La película es un tratado sobre la búsqueda de la felicidad. Un personaje, Claire "Bonheur" ("felicidad" en francés, interpretado por Adrienne Pauly), una empleada de una pinturería, al principio pasa inadvertido para el inspector, pero a la larga será la clave para desenmadejar el ovillo. Mediante su relato, cobrará relevancia la figura del vagabundo, un ex novio, que abjuró de los beneficios de ser hijo de un juez, para llevar la existencia más despojada y marginal. El estafador que se fuga con su amante podóloga también está tras esa inasible búsqueda, y lo mismo Bellamy, cuyo único escollo para una existencia plácida es su hermano, que no hace más que echarle en cara su suerte, le hace cargos sobre las manipulaciones económicas con la fortuna de su esposa y podría tener un asunto amoroso con ésta (como todo transcurre desde el punto de vista del inspector, no sabemos si es fruto de los celos hacia su hermano o parte de la realidad).

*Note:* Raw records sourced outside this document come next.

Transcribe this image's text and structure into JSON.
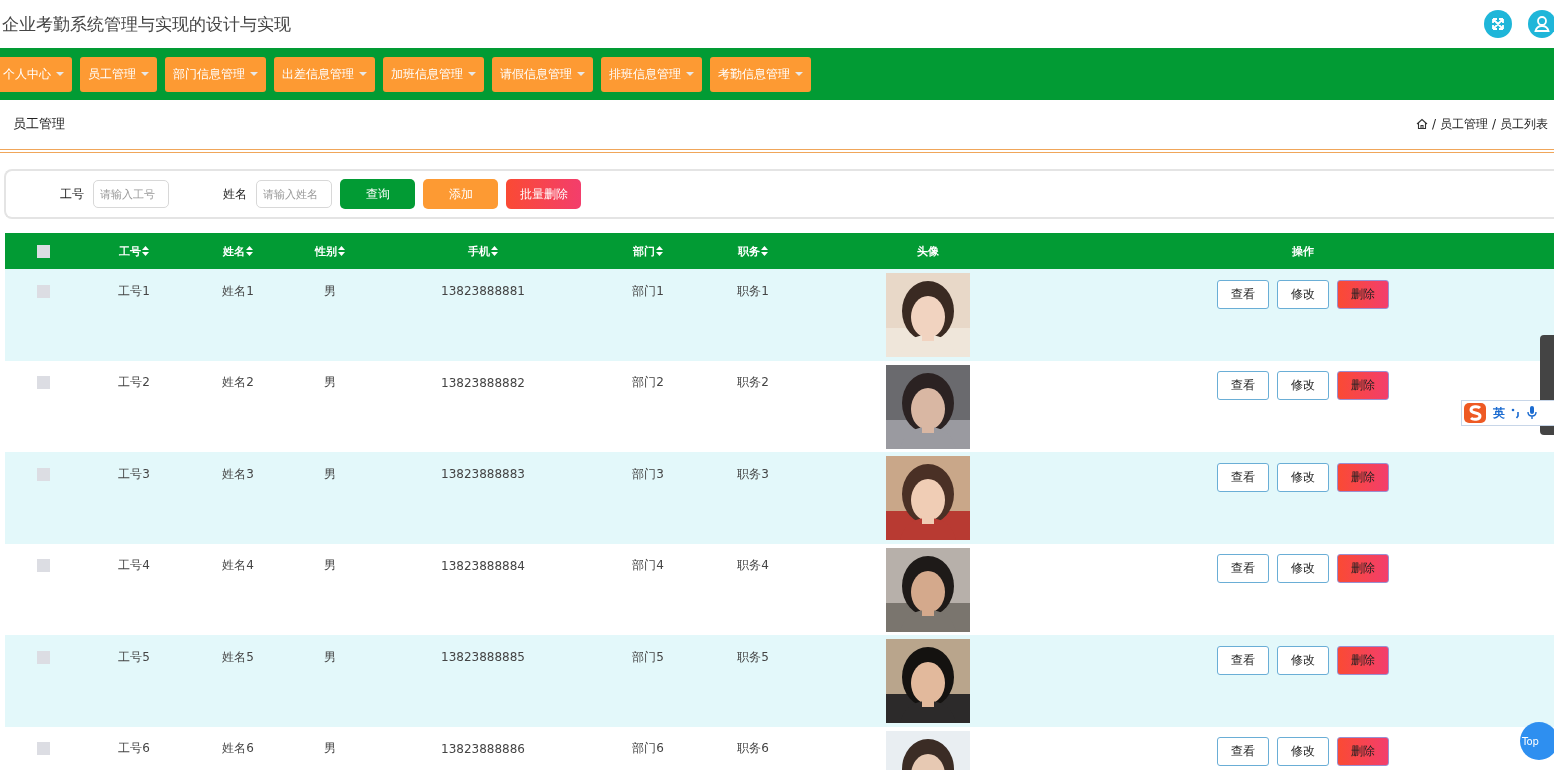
{
  "header": {
    "title": "企业考勤系统管理与实现的设计与实现"
  },
  "nav": [
    {
      "label": "个人中心"
    },
    {
      "label": "员工管理"
    },
    {
      "label": "部门信息管理"
    },
    {
      "label": "出差信息管理"
    },
    {
      "label": "加班信息管理"
    },
    {
      "label": "请假信息管理"
    },
    {
      "label": "排班信息管理"
    },
    {
      "label": "考勤信息管理"
    }
  ],
  "page_title": "员工管理",
  "breadcrumb": {
    "separator": "/",
    "items": [
      "员工管理",
      "员工列表"
    ]
  },
  "search": {
    "fields": [
      {
        "label": "工号",
        "placeholder": "请输入工号"
      },
      {
        "label": "姓名",
        "placeholder": "请输入姓名"
      }
    ],
    "buttons": [
      {
        "label": "查询",
        "kind": "query"
      },
      {
        "label": "添加",
        "kind": "add"
      },
      {
        "label": "批量删除",
        "kind": "delete"
      }
    ]
  },
  "table": {
    "all_checked": false,
    "columns": [
      {
        "label": "工号",
        "sortable": true
      },
      {
        "label": "姓名",
        "sortable": true
      },
      {
        "label": "性别",
        "sortable": true
      },
      {
        "label": "手机",
        "sortable": true
      },
      {
        "label": "部门",
        "sortable": true
      },
      {
        "label": "职务",
        "sortable": true
      },
      {
        "label": "头像",
        "sortable": false
      },
      {
        "label": "操作",
        "sortable": false
      }
    ],
    "rows": [
      {
        "checked": false,
        "cells": [
          "工号1",
          "姓名1",
          "男",
          "13823888881",
          "部门1",
          "职务1"
        ],
        "actions": [
          "查看",
          "修改",
          "删除"
        ]
      },
      {
        "checked": false,
        "cells": [
          "工号2",
          "姓名2",
          "男",
          "13823888882",
          "部门2",
          "职务2"
        ],
        "actions": [
          "查看",
          "修改",
          "删除"
        ]
      },
      {
        "checked": false,
        "cells": [
          "工号3",
          "姓名3",
          "男",
          "13823888883",
          "部门3",
          "职务3"
        ],
        "actions": [
          "查看",
          "修改",
          "删除"
        ]
      },
      {
        "checked": false,
        "cells": [
          "工号4",
          "姓名4",
          "男",
          "13823888884",
          "部门4",
          "职务4"
        ],
        "actions": [
          "查看",
          "修改",
          "删除"
        ]
      },
      {
        "checked": false,
        "cells": [
          "工号5",
          "姓名5",
          "男",
          "13823888885",
          "部门5",
          "职务5"
        ],
        "actions": [
          "查看",
          "修改",
          "删除"
        ]
      },
      {
        "checked": false,
        "cells": [
          "工号6",
          "姓名6",
          "男",
          "13823888886",
          "部门6",
          "职务6"
        ],
        "actions": [
          "查看",
          "修改",
          "删除"
        ]
      }
    ]
  },
  "ime_toolbar": {
    "mode": "英"
  },
  "back_to_top": "Top"
}
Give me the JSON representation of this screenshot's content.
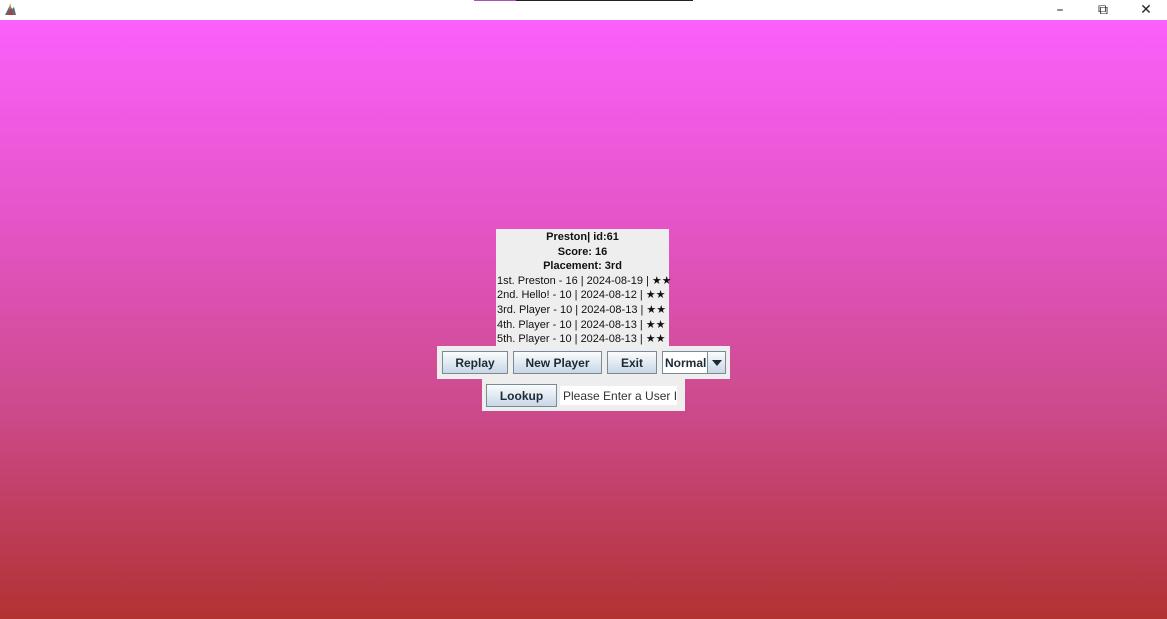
{
  "window": {
    "controls": {
      "minimize": "–",
      "restore": "⧉",
      "close": "✕"
    },
    "icons": {
      "app": "java-app-icon",
      "minimize": "minimize-icon",
      "restore": "restore-icon",
      "close": "close-icon"
    }
  },
  "background": {
    "gradient_top": "#fb60fb",
    "gradient_bottom": "#b23232"
  },
  "result": {
    "player_line": "Preston| id:61",
    "score_line": "Score: 16",
    "placement_line": "Placement: 3rd"
  },
  "leaderboard": [
    "1st. Preston - 16 | 2024-08-19 | ★★",
    "2nd. Hello! - 10 | 2024-08-12 | ★★",
    "3rd. Player - 10 | 2024-08-13 | ★★",
    "4th. Player - 10 | 2024-08-13 | ★★",
    "5th. Player - 10 | 2024-08-13 | ★★"
  ],
  "controls": {
    "replay_label": "Replay",
    "new_player_label": "New Player",
    "exit_label": "Exit",
    "difficulty_selected": "Normal",
    "difficulty_arrow_icon": "dropdown-arrow-icon"
  },
  "lookup": {
    "button_label": "Lookup",
    "input_value": "Please Enter a User ID"
  }
}
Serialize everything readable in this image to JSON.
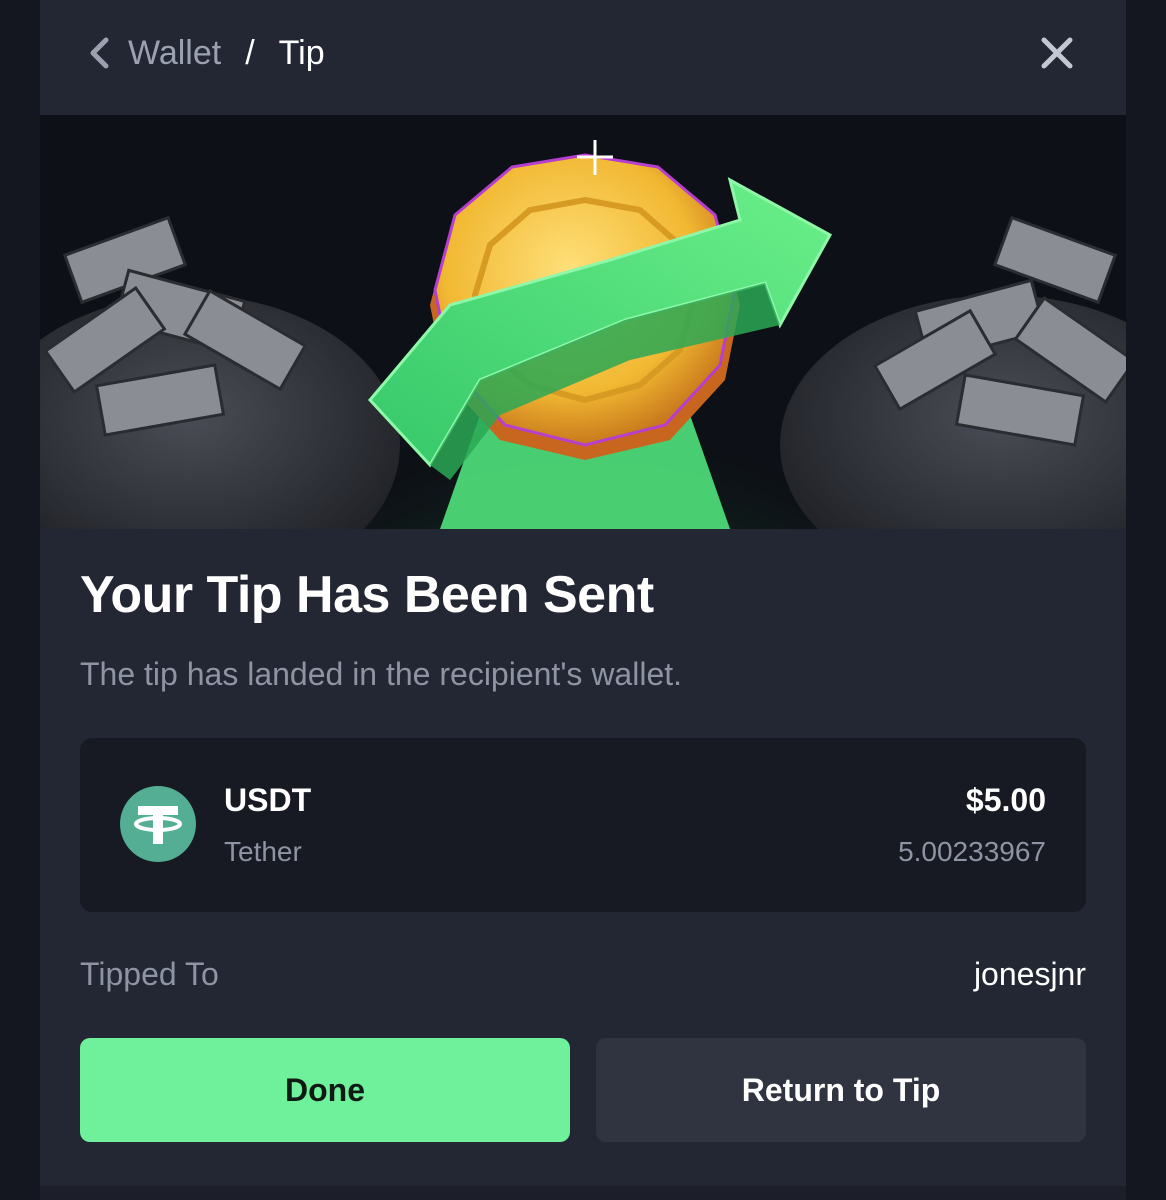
{
  "header": {
    "back_icon": "chevron-left-icon",
    "breadcrumb_parent": "Wallet",
    "breadcrumb_separator": "/",
    "breadcrumb_current": "Tip",
    "close_icon": "close-icon"
  },
  "hero": {
    "image": "coin-with-green-arrow-and-money-bags"
  },
  "main": {
    "title": "Your Tip Has Been Sent",
    "subtitle": "The tip has landed in the recipient's wallet."
  },
  "asset": {
    "icon": "tether-icon",
    "symbol": "USDT",
    "name": "Tether",
    "usd_value": "$5.00",
    "amount": "5.00233967"
  },
  "tipped": {
    "label": "Tipped To",
    "recipient": "jonesjnr"
  },
  "actions": {
    "done_label": "Done",
    "return_label": "Return to Tip"
  },
  "colors": {
    "background": "#232733",
    "card": "#171a22",
    "accent_green": "#6ff09a",
    "tether_green": "#53ae94",
    "muted_text": "#8e94a4"
  }
}
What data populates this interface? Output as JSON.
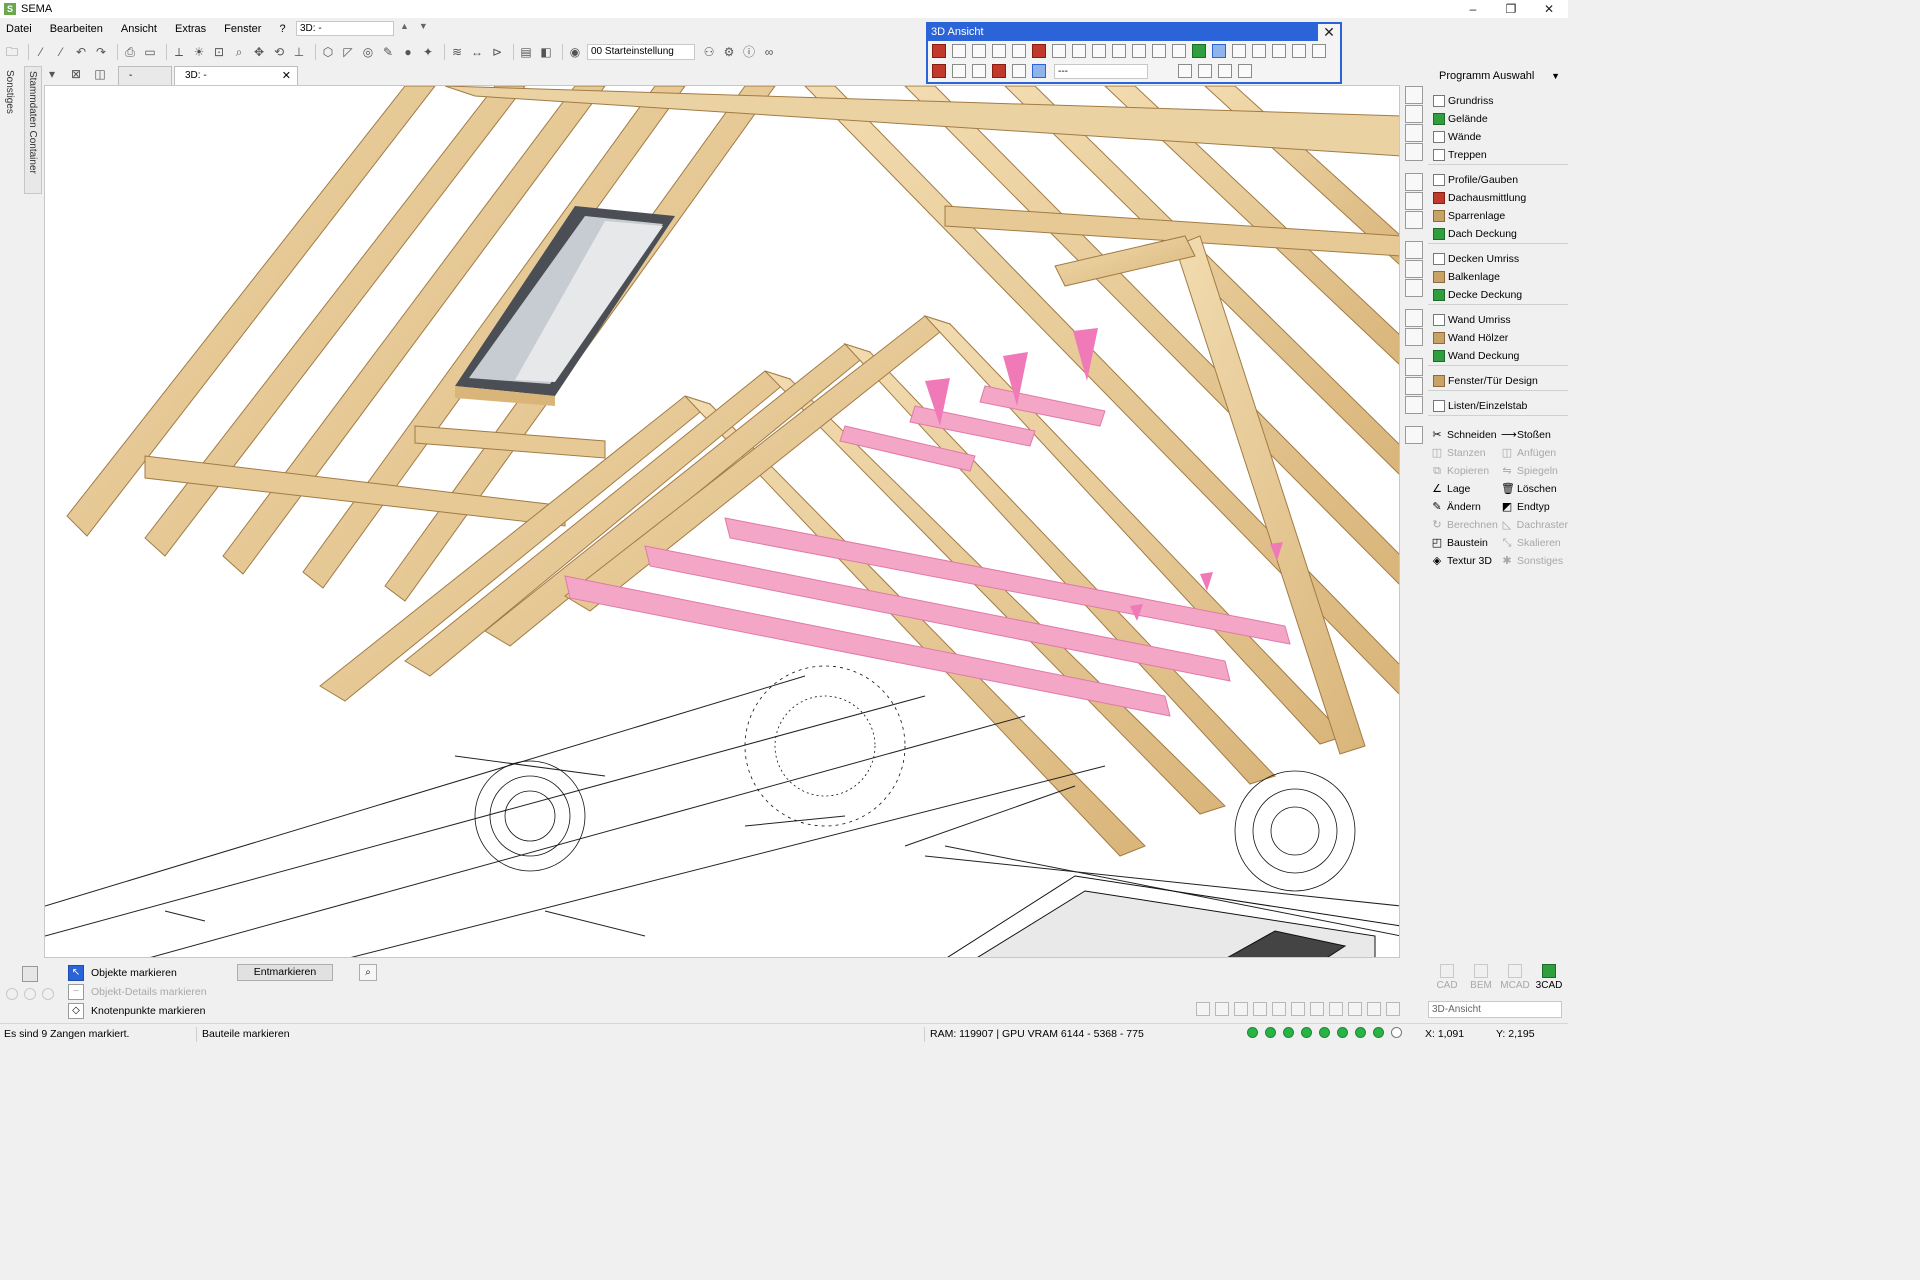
{
  "app": {
    "title": "SEMA"
  },
  "window_controls": {
    "minimize": "–",
    "maximize": "❐",
    "close": "✕"
  },
  "menu": {
    "items": [
      "Datei",
      "Bearbeiten",
      "Ansicht",
      "Extras",
      "Fenster",
      "?"
    ],
    "view_select": "3D: -"
  },
  "toolbar": {
    "start_setting": "00 Starteinstellung"
  },
  "tabs": [
    {
      "label": "-"
    },
    {
      "label": "3D: -"
    }
  ],
  "side": {
    "label_a": "Sonstiges",
    "label_b": "Stammdaten Container"
  },
  "panel_3d": {
    "title": "3D Ansicht",
    "field_value": "---"
  },
  "program_panel": {
    "header": "Programm Auswahl",
    "groups": [
      [
        {
          "label": "Grundriss",
          "icon": "plan-icon"
        },
        {
          "label": "Gelände",
          "icon": "terrain-icon"
        },
        {
          "label": "Wände",
          "icon": "wall-icon"
        },
        {
          "label": "Treppen",
          "icon": "stairs-icon"
        }
      ],
      [
        {
          "label": "Profile/Gauben",
          "icon": "profile-icon"
        },
        {
          "label": "Dachausmittlung",
          "icon": "roof-icon"
        },
        {
          "label": "Sparrenlage",
          "icon": "rafter-icon"
        },
        {
          "label": "Dach Deckung",
          "icon": "roof-cover-icon"
        }
      ],
      [
        {
          "label": "Decken Umriss",
          "icon": "ceiling-outline-icon"
        },
        {
          "label": "Balkenlage",
          "icon": "beam-icon"
        },
        {
          "label": "Decke Deckung",
          "icon": "ceiling-cover-icon"
        }
      ],
      [
        {
          "label": "Wand Umriss",
          "icon": "wall-outline-icon"
        },
        {
          "label": "Wand Hölzer",
          "icon": "wall-timber-icon"
        },
        {
          "label": "Wand Deckung",
          "icon": "wall-cover-icon"
        }
      ],
      [
        {
          "label": "Fenster/Tür Design",
          "icon": "window-door-icon"
        }
      ],
      [
        {
          "label": "Listen/Einzelstab",
          "icon": "list-icon"
        }
      ]
    ],
    "tools": [
      {
        "label": "Schneiden",
        "glyph": "✂",
        "enabled": true
      },
      {
        "label": "Stoßen",
        "glyph": "⟶",
        "enabled": true
      },
      {
        "label": "Stanzen",
        "glyph": "◫",
        "enabled": false
      },
      {
        "label": "Anfügen",
        "glyph": "◫",
        "enabled": false
      },
      {
        "label": "Kopieren",
        "glyph": "⧉",
        "enabled": false
      },
      {
        "label": "Spiegeln",
        "glyph": "⇋",
        "enabled": false
      },
      {
        "label": "Lage",
        "glyph": "∠",
        "enabled": true
      },
      {
        "label": "Löschen",
        "glyph": "🗑",
        "enabled": true
      },
      {
        "label": "Ändern",
        "glyph": "✎",
        "enabled": true
      },
      {
        "label": "Endtyp",
        "glyph": "◩",
        "enabled": true
      },
      {
        "label": "Berechnen",
        "glyph": "↻",
        "enabled": false
      },
      {
        "label": "Dachraster",
        "glyph": "◺",
        "enabled": false
      },
      {
        "label": "Baustein",
        "glyph": "◰",
        "enabled": true
      },
      {
        "label": "Skalieren",
        "glyph": "⤡",
        "enabled": false
      },
      {
        "label": "Textur 3D",
        "glyph": "◈",
        "enabled": true
      },
      {
        "label": "Sonstiges",
        "glyph": "✱",
        "enabled": false
      }
    ]
  },
  "bottom": {
    "mark_options": [
      {
        "label": "Objekte markieren",
        "active": true,
        "enabled": true
      },
      {
        "label": "Objekt-Details markieren",
        "active": false,
        "enabled": false
      },
      {
        "label": "Knotenpunkte markieren",
        "active": false,
        "enabled": true
      }
    ],
    "unmark_button": "Entmarkieren",
    "modes": [
      {
        "label": "CAD",
        "active": false
      },
      {
        "label": "BEM",
        "active": false
      },
      {
        "label": "MCAD",
        "active": false
      },
      {
        "label": "3CAD",
        "active": true
      }
    ],
    "view_combo": "3D-Ansicht"
  },
  "status": {
    "message": "Es sind 9 Zangen markiert.",
    "mode": "Bauteile markieren",
    "memory": "RAM: 119907 | GPU VRAM 6144 - 5368 - 775",
    "x": "X: 1,091",
    "y": "Y: 2,195"
  },
  "colors": {
    "accent": "#2b63d8",
    "wood": "#e8cfa0",
    "selected": "#f4a6c6",
    "status_ok": "#27b445"
  }
}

La envidia y los celos pueden ser disparadores de las conductas de los personajes de Chabrol. Bellamy será feliz, resolverá el caso y permitirá la liberación del criminal (que tiene adentro). Dejando a mano algo de dinero para alcohol, un arma o un auto su hermano será suprimido del relato. Y todo nos hace pensar que el ocaso de su vida será plácido, muy plácido.
¿Qué más se puede pedir?, parece decirnos Chabrol, con una sonrisa socarrona.